たくさんの蔓の奥に隠されたそれは、ヴィリーゼだけが知る隠し扉。葉を掻き分け、現れた石壁をそっと押せばそれはどんでん返しのように回転して王都へ続く道を示し出しす。
ヴィリーゼは慣れた手つきで扉をくぐり抜けると、あっという間に城を脱出していた。そして木漏れ日が彩る、斑点模様の砂利道を鼻歌交じりに歩いていく。
一国の王女は毎日のように城を抜け出してはこのスリリングな散歩を楽しんでいた。
育ち盛りの女の子が日々厳粛な場に身を置き、王女としての優美な立ち振る舞いを強いられるのは少々狭苦しい。城を抜け出すことは彼女なりの最大限の反抗であり、唯一の息抜きだった。

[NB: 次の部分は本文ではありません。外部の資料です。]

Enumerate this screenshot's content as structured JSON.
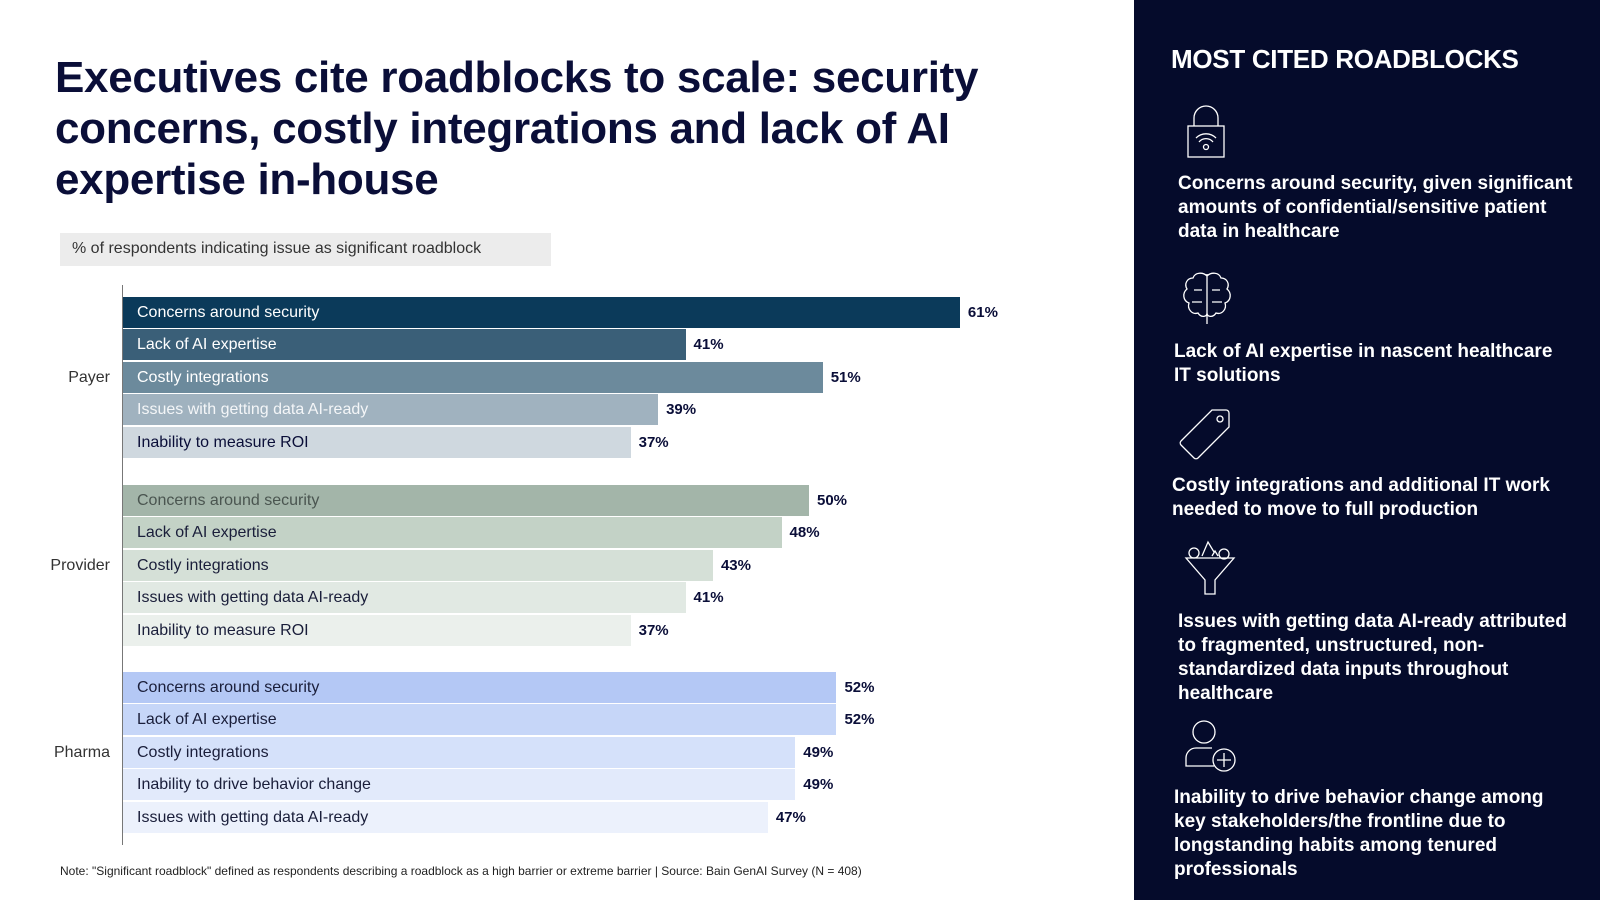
{
  "title": "Executives cite roadblocks to scale: security concerns, costly integrations and lack of AI expertise in-house",
  "subtitle": "% of respondents indicating issue as significant roadblock",
  "note": "Note: \"Significant roadblock\" defined as respondents describing a roadblock as a high barrier or extreme barrier | Source: Bain GenAI Survey (N = 408)",
  "chart_data": {
    "type": "bar",
    "orientation": "horizontal",
    "unit": "%",
    "groups": [
      {
        "name": "Payer",
        "bars": [
          {
            "label": "Concerns around security",
            "value": 61,
            "color": "#0b3a5a"
          },
          {
            "label": "Lack of AI expertise",
            "value": 41,
            "color": "#3a5f78"
          },
          {
            "label": "Costly integrations",
            "value": 51,
            "color": "#6c8a9c"
          },
          {
            "label": "Issues with getting data AI-ready",
            "value": 39,
            "color": "#a0b2bf"
          },
          {
            "label": "Inability to measure ROI",
            "value": 37,
            "color": "#cfd8df"
          }
        ]
      },
      {
        "name": "Provider",
        "bars": [
          {
            "label": "Concerns around security",
            "value": 50,
            "color": "#a3b5a9"
          },
          {
            "label": "Lack of AI expertise",
            "value": 48,
            "color": "#c3d2c6"
          },
          {
            "label": "Costly integrations",
            "value": 43,
            "color": "#d5e0d7"
          },
          {
            "label": "Issues with getting data AI-ready",
            "value": 41,
            "color": "#e1e9e3"
          },
          {
            "label": "Inability to measure ROI",
            "value": 37,
            "color": "#ebf0ec"
          }
        ]
      },
      {
        "name": "Pharma",
        "bars": [
          {
            "label": "Concerns around security",
            "value": 52,
            "color": "#b4c8f5"
          },
          {
            "label": "Lack of AI expertise",
            "value": 52,
            "color": "#c6d6f8"
          },
          {
            "label": "Costly integrations",
            "value": 49,
            "color": "#d5e1fa"
          },
          {
            "label": "Inability to drive behavior change",
            "value": 49,
            "color": "#e2eafb"
          },
          {
            "label": "Issues with getting data AI-ready",
            "value": 47,
            "color": "#ecf1fc"
          }
        ]
      }
    ]
  },
  "panel": {
    "heading": "MOST CITED ROADBLOCKS",
    "items": [
      {
        "icon": "lock-wifi-icon",
        "text": "Concerns around security, given significant amounts of confidential/sensitive patient data in healthcare"
      },
      {
        "icon": "brain-icon",
        "text": "Lack of AI expertise in nascent healthcare IT solutions"
      },
      {
        "icon": "price-tag-icon",
        "text": "Costly integrations and additional IT work needed to move to full production"
      },
      {
        "icon": "funnel-icon",
        "text": "Issues with getting data AI-ready attributed to fragmented, unstructured, non-standardized data inputs throughout healthcare"
      },
      {
        "icon": "user-add-icon",
        "text": "Inability to drive behavior change among key stakeholders/the frontline due to longstanding habits among tenured professionals"
      }
    ]
  }
}
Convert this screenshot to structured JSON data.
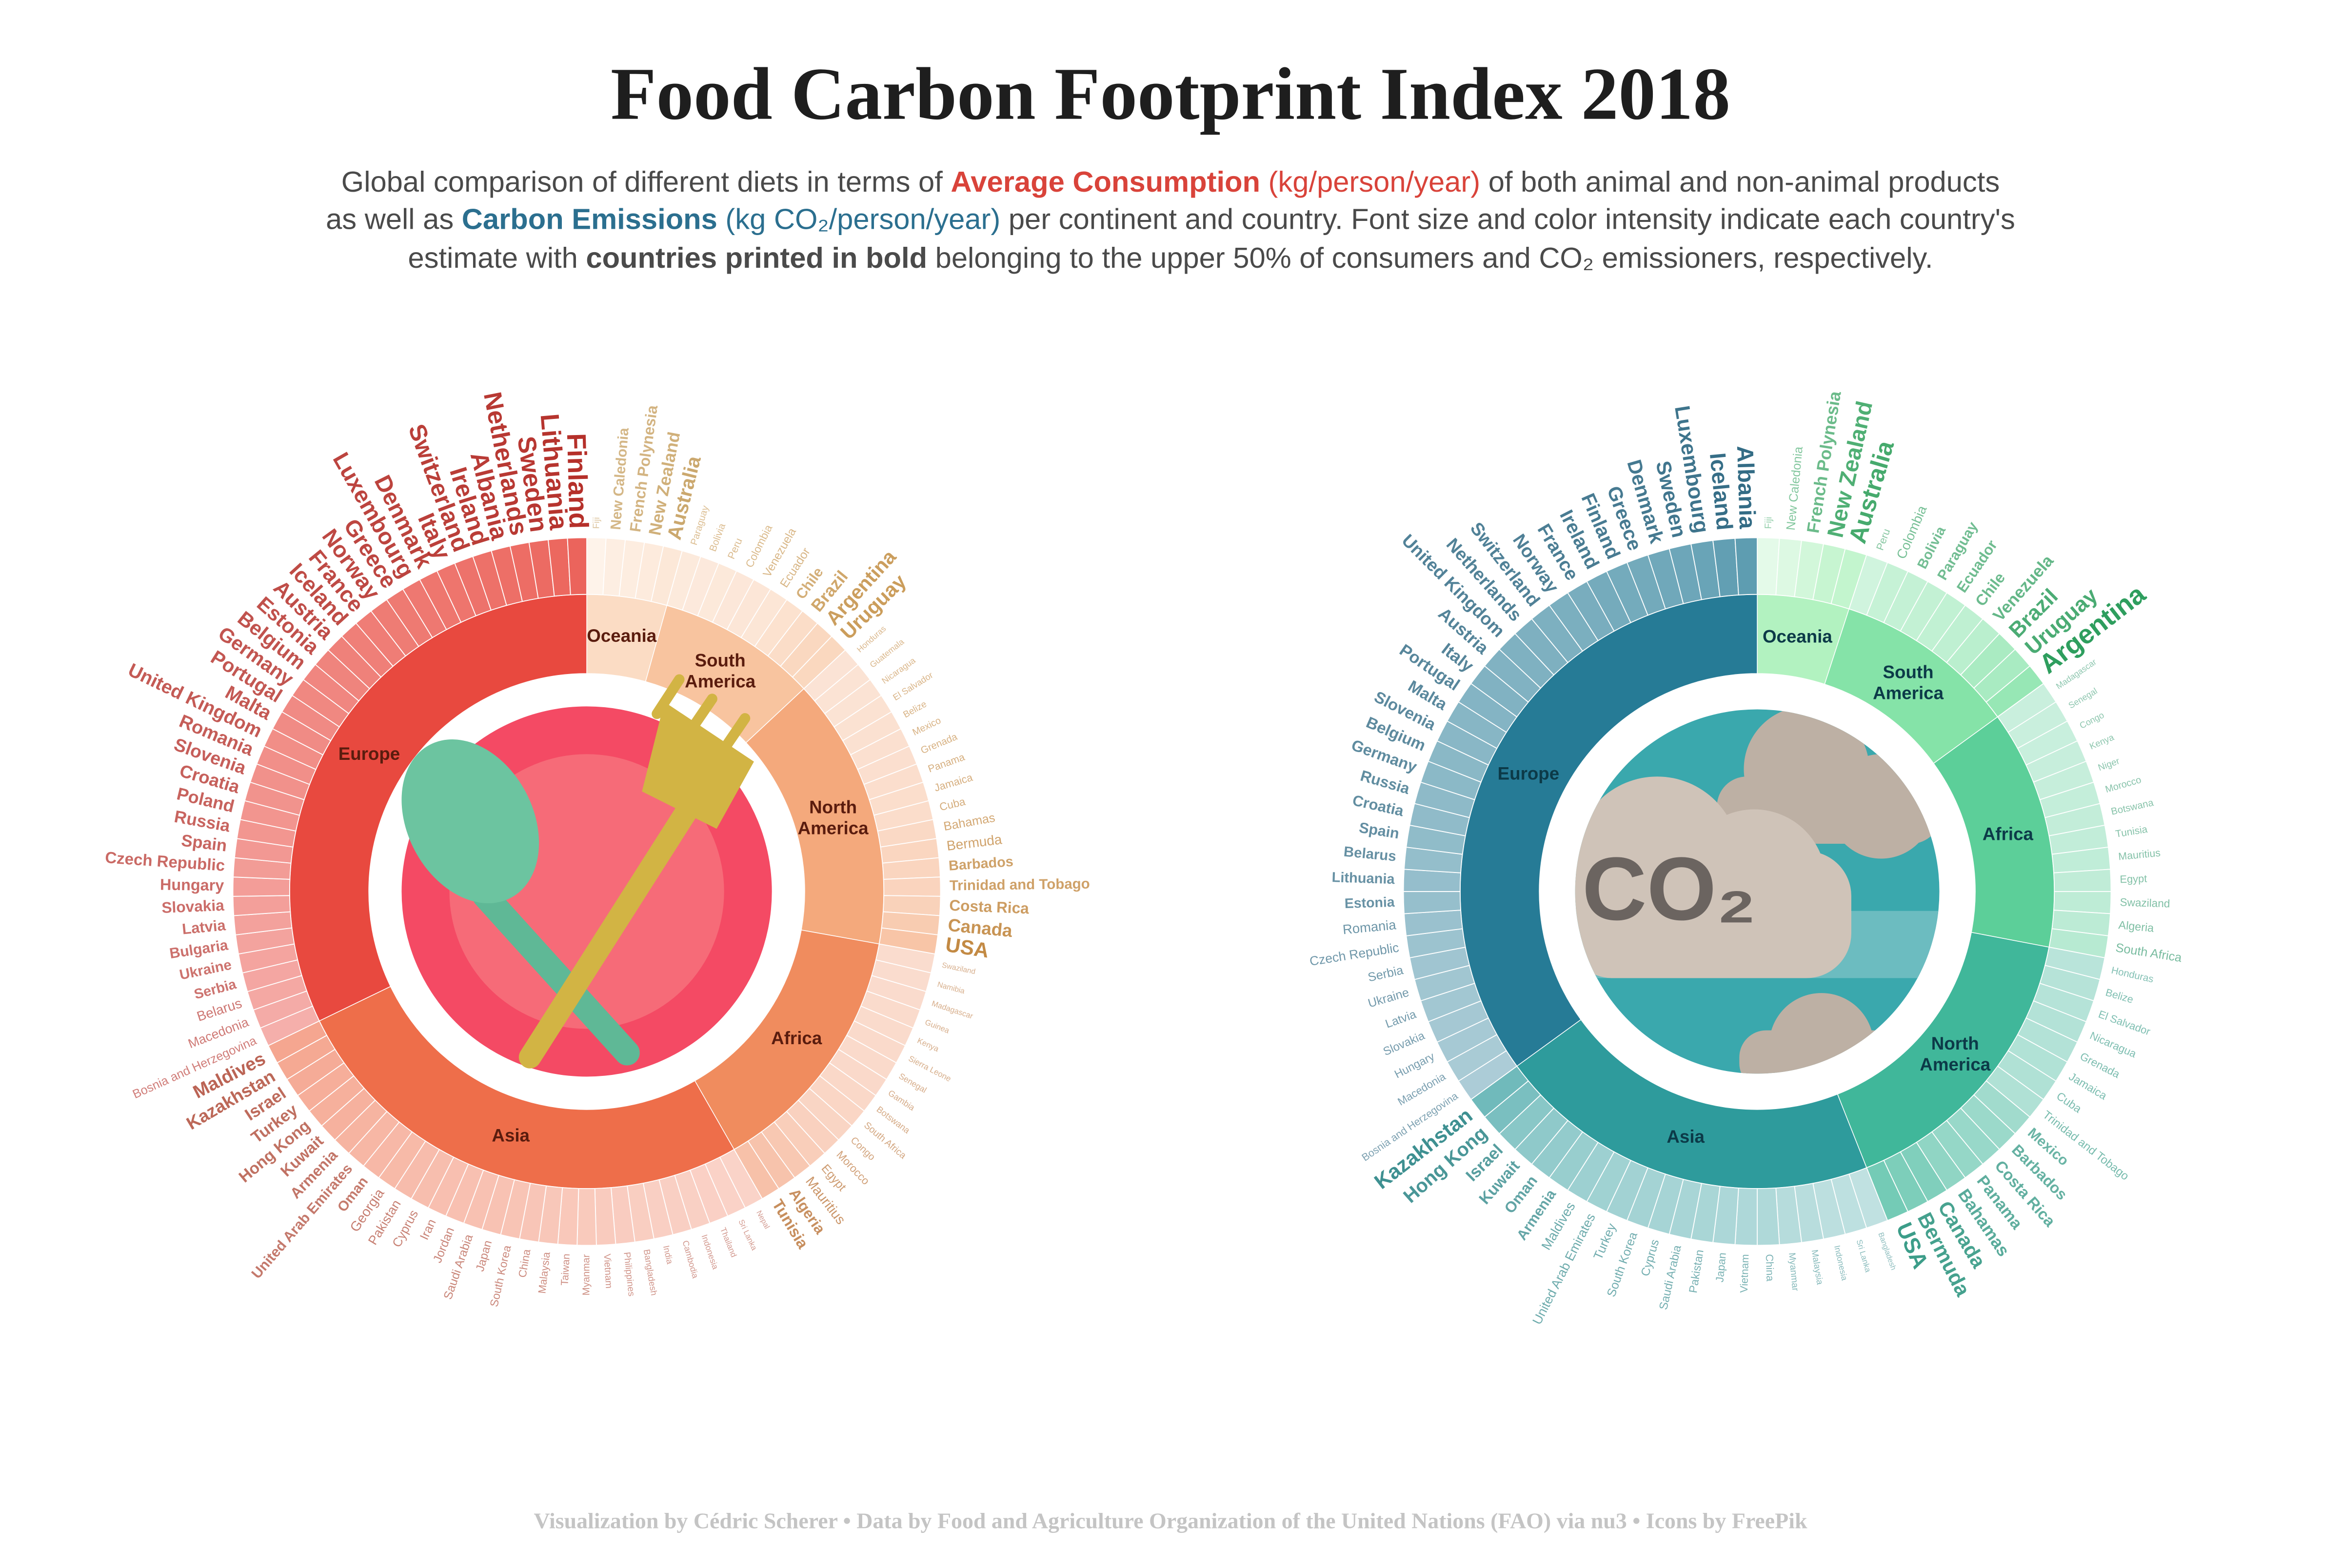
{
  "title": "Food Carbon Footprint Index 2018",
  "subtitle": [
    [
      "Global comparison of different diets in terms of ",
      "Average Consumption",
      " (kg/person/year)",
      " of both animal and non-animal products"
    ],
    [
      "as well as ",
      "Carbon Emissions",
      " (kg CO₂/person/year)",
      " per continent and country. Font size and color intensity indicate each country's"
    ],
    [
      "estimate with ",
      "countries printed in bold",
      " belonging to the upper 50% of consumers and CO₂ emissioners, respectively."
    ]
  ],
  "caption": "Visualization by Cédric Scherer  •  Data by Food and Agriculture Organization of the United Nations (FAO) via nu3  •  Icons by FreePik",
  "chart_data": [
    {
      "type": "sunburst",
      "groups": [
        {
          "name": "Oceania",
          "color": "#fbdcc4",
          "label_color": "#c0954e",
          "countries": [
            "Fiji",
            "New Caledonia",
            "French Polynesia",
            "New Zealand",
            "Australia"
          ],
          "values": [
            250,
            400,
            430,
            480,
            560
          ]
        },
        {
          "name": "South America",
          "color": "#f8c49f",
          "label_color": "#c0893a",
          "countries": [
            "Paraguay",
            "Bolivia",
            "Peru",
            "Colombia",
            "Venezuela",
            "Ecuador",
            "Chile",
            "Brazil",
            "Argentina",
            "Uruguay"
          ],
          "values": [
            260,
            270,
            280,
            300,
            320,
            330,
            400,
            480,
            560,
            570
          ]
        },
        {
          "name": "North America",
          "color": "#f4a97c",
          "label_color": "#b87420",
          "countries": [
            "Honduras",
            "Guatemala",
            "Nicaragua",
            "El Salvador",
            "Belize",
            "Mexico",
            "Grenada",
            "Panama",
            "Jamaica",
            "Cuba",
            "Bahamas",
            "Bermuda",
            "Barbados",
            "Trinidad and Tobago",
            "Costa Rica",
            "Canada",
            "USA"
          ],
          "values": [
            220,
            225,
            230,
            240,
            250,
            260,
            270,
            280,
            290,
            300,
            340,
            380,
            390,
            400,
            430,
            500,
            580
          ]
        },
        {
          "name": "Africa",
          "color": "#f08c5e",
          "label_color": "#b0601c",
          "countries": [
            "Swaziland",
            "Namibia",
            "Madagascar",
            "Guinea",
            "Kenya",
            "Sierra Leone",
            "Senegal",
            "Gambia",
            "Botswana",
            "South Africa",
            "Congo",
            "Morocco",
            "Egypt",
            "Mauritius",
            "Algeria",
            "Tunisia"
          ],
          "values": [
            200,
            205,
            210,
            212,
            215,
            220,
            225,
            230,
            240,
            260,
            270,
            300,
            330,
            380,
            420,
            440
          ]
        },
        {
          "name": "Asia",
          "color": "#ee6e4a",
          "label_color": "#a83a26",
          "countries": [
            "Nepal",
            "Sri Lanka",
            "Thailand",
            "Indonesia",
            "Cambodia",
            "India",
            "Bangladesh",
            "Philippines",
            "Vietnam",
            "Myanmar",
            "Taiwan",
            "Malaysia",
            "China",
            "South Korea",
            "Japan",
            "Saudi Arabia",
            "Jordan",
            "Iran",
            "Cyprus",
            "Pakistan",
            "Georgia",
            "Oman",
            "United Arab Emirates",
            "Armenia",
            "Kuwait",
            "Hong Kong",
            "Turkey",
            "Israel",
            "Kazakhstan",
            "Maldives"
          ],
          "values": [
            200,
            210,
            220,
            225,
            230,
            235,
            240,
            250,
            260,
            270,
            280,
            290,
            300,
            310,
            320,
            330,
            335,
            340,
            350,
            360,
            380,
            390,
            400,
            420,
            440,
            450,
            460,
            480,
            500,
            520
          ]
        },
        {
          "name": "Europe",
          "color": "#e8493f",
          "label_color": "#b5302a",
          "countries": [
            "Bosnia and Herzegovina",
            "Macedonia",
            "Belarus",
            "Serbia",
            "Ukraine",
            "Bulgaria",
            "Latvia",
            "Slovakia",
            "Hungary",
            "Czech Republic",
            "Spain",
            "Russia",
            "Poland",
            "Croatia",
            "Slovenia",
            "Romania",
            "United Kingdom",
            "Malta",
            "Portugal",
            "Germany",
            "Belgium",
            "Estonia",
            "Austria",
            "Iceland",
            "France",
            "Norway",
            "Greece",
            "Luxembourg",
            "Denmark",
            "Italy",
            "Switzerland",
            "Ireland",
            "Albania",
            "Netherlands",
            "Sweden",
            "Lithuania",
            "Finland"
          ],
          "values": [
            340,
            360,
            380,
            390,
            400,
            410,
            420,
            430,
            440,
            450,
            470,
            480,
            490,
            500,
            510,
            520,
            530,
            540,
            550,
            560,
            570,
            580,
            600,
            610,
            620,
            630,
            640,
            650,
            660,
            670,
            680,
            690,
            700,
            710,
            720,
            740,
            760
          ]
        }
      ]
    },
    {
      "type": "sunburst",
      "center_text": "CO₂",
      "groups": [
        {
          "name": "Oceania",
          "color": "#b2f2c0",
          "label_color": "#3aa564",
          "countries": [
            "Fiji",
            "New Caledonia",
            "French Polynesia",
            "New Zealand",
            "Australia"
          ],
          "values": [
            400,
            700,
            1200,
            1750,
            1940
          ]
        },
        {
          "name": "South America",
          "color": "#85e3a8",
          "label_color": "#2e9e5e",
          "countries": [
            "Peru",
            "Colombia",
            "Bolivia",
            "Paraguay",
            "Ecuador",
            "Chile",
            "Venezuela",
            "Brazil",
            "Uruguay",
            "Argentina"
          ],
          "values": [
            500,
            800,
            850,
            900,
            950,
            1000,
            1150,
            1620,
            1640,
            2170
          ]
        },
        {
          "name": "Africa",
          "color": "#5ccf99",
          "label_color": "#2a9468",
          "countries": [
            "Madagascar",
            "Senegal",
            "Congo",
            "Kenya",
            "Niger",
            "Morocco",
            "Botswana",
            "Tunisia",
            "Mauritius",
            "Egypt",
            "Swaziland",
            "Algeria",
            "South Africa"
          ],
          "values": [
            300,
            320,
            340,
            360,
            380,
            420,
            440,
            470,
            500,
            520,
            560,
            600,
            700
          ]
        },
        {
          "name": "North America",
          "color": "#40b79a",
          "label_color": "#23907a",
          "countries": [
            "Honduras",
            "Belize",
            "El Salvador",
            "Nicaragua",
            "Grenada",
            "Jamaica",
            "Cuba",
            "Trinidad and Tobago",
            "Mexico",
            "Barbados",
            "Costa Rica",
            "Panama",
            "Bahamas",
            "Canada",
            "Bermuda",
            "USA"
          ],
          "values": [
            450,
            500,
            520,
            540,
            560,
            580,
            600,
            620,
            900,
            1000,
            1050,
            1100,
            1200,
            1500,
            1560,
            1720
          ]
        },
        {
          "name": "Asia",
          "color": "#2e9b9c",
          "label_color": "#1c7c7e",
          "countries": [
            "Bangladesh",
            "Sri Lanka",
            "Indonesia",
            "Malaysia",
            "Myanmar",
            "China",
            "Vietnam",
            "Japan",
            "Pakistan",
            "Saudi Arabia",
            "Cyprus",
            "South Korea",
            "Turkey",
            "United Arab Emirates",
            "Maldives",
            "Armenia",
            "Oman",
            "Kuwait",
            "Israel",
            "Hong Kong",
            "Kazakhstan"
          ],
          "values": [
            200,
            250,
            280,
            350,
            380,
            500,
            520,
            550,
            600,
            620,
            650,
            680,
            720,
            760,
            800,
            900,
            980,
            1050,
            1150,
            1400,
            1580
          ]
        },
        {
          "name": "Europe",
          "color": "#267b96",
          "label_color": "#1d5c78",
          "countries": [
            "Bosnia and Herzegovina",
            "Macedonia",
            "Hungary",
            "Slovakia",
            "Latvia",
            "Ukraine",
            "Serbia",
            "Czech Republic",
            "Romania",
            "Estonia",
            "Lithuania",
            "Belarus",
            "Spain",
            "Croatia",
            "Russia",
            "Germany",
            "Belgium",
            "Slovenia",
            "Malta",
            "Portugal",
            "Italy",
            "Austria",
            "United Kingdom",
            "Netherlands",
            "Switzerland",
            "Norway",
            "France",
            "Ireland",
            "Finland",
            "Greece",
            "Denmark",
            "Sweden",
            "Luxembourg",
            "Iceland",
            "Albania"
          ],
          "values": [
            500,
            550,
            600,
            620,
            650,
            680,
            700,
            750,
            800,
            850,
            880,
            900,
            950,
            970,
            1000,
            1040,
            1060,
            1080,
            1100,
            1150,
            1200,
            1210,
            1240,
            1260,
            1280,
            1300,
            1350,
            1400,
            1420,
            1440,
            1480,
            1530,
            1600,
            1730,
            1780
          ]
        }
      ]
    }
  ]
}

林を抜け、視界が開けたその先でヴィリーゼは王都を一望する。
「ふう、今日も絶好のお散歩日和ですね」
そう呟く彼女の目はキラキラと輝いていた。
目の前に広がるは活気付いた、いつものヴェンツェーヌ王国の風景。彼女が最も愛する景色だった。
お忍びで行く王都は何度訪れても新鮮に映った。
ヴィリーゼは金色の髪をなびかせながら、大市(おおいち)に売られた商品をしげしげと眺める。新鮮な果物に、焼きたての菓子、色とりどりな花草に、独特な骨董品。外来商人らも出品していたこともあって、その中には彼女も見たこともないようなモノもたくさん売り出されていた。
「いいなあ」と、市場を歩きながら彼女は思う。
王都にいる全ての民が自分より輝いて見えた。周囲を見回せば、自分と変わらない年頃の子供たちも、無邪気に駆け回っていた。彼らとは違い、変えられない自身の運命が、御国の為とはいえ数日後に迫る結婚式がヴィリーゼは嫌で仕方がなかった。
すると少女は、ある一つの店の前で立ち止まった。
質素なパン。
香ばしい匂いが彼女の食欲をそそり、そういえば今日まだおやつを食べていないことに気が付く。ヴィリーゼは王宮の豪勢な食事も好きだったが、こういった庶民の味も好みだった。
買うか買うまいか悩む最中、突如、凄まじい衝撃がヴィリーゼを襲う。
「きゃっ」
ヴィリーゼは耐えきれずに倒れ込むと、彼女と同様に尻餅をつく男がいた。
「いってぇー」
そう呟く男は、ヴィリーゼもよく知る異国の服を着ていた。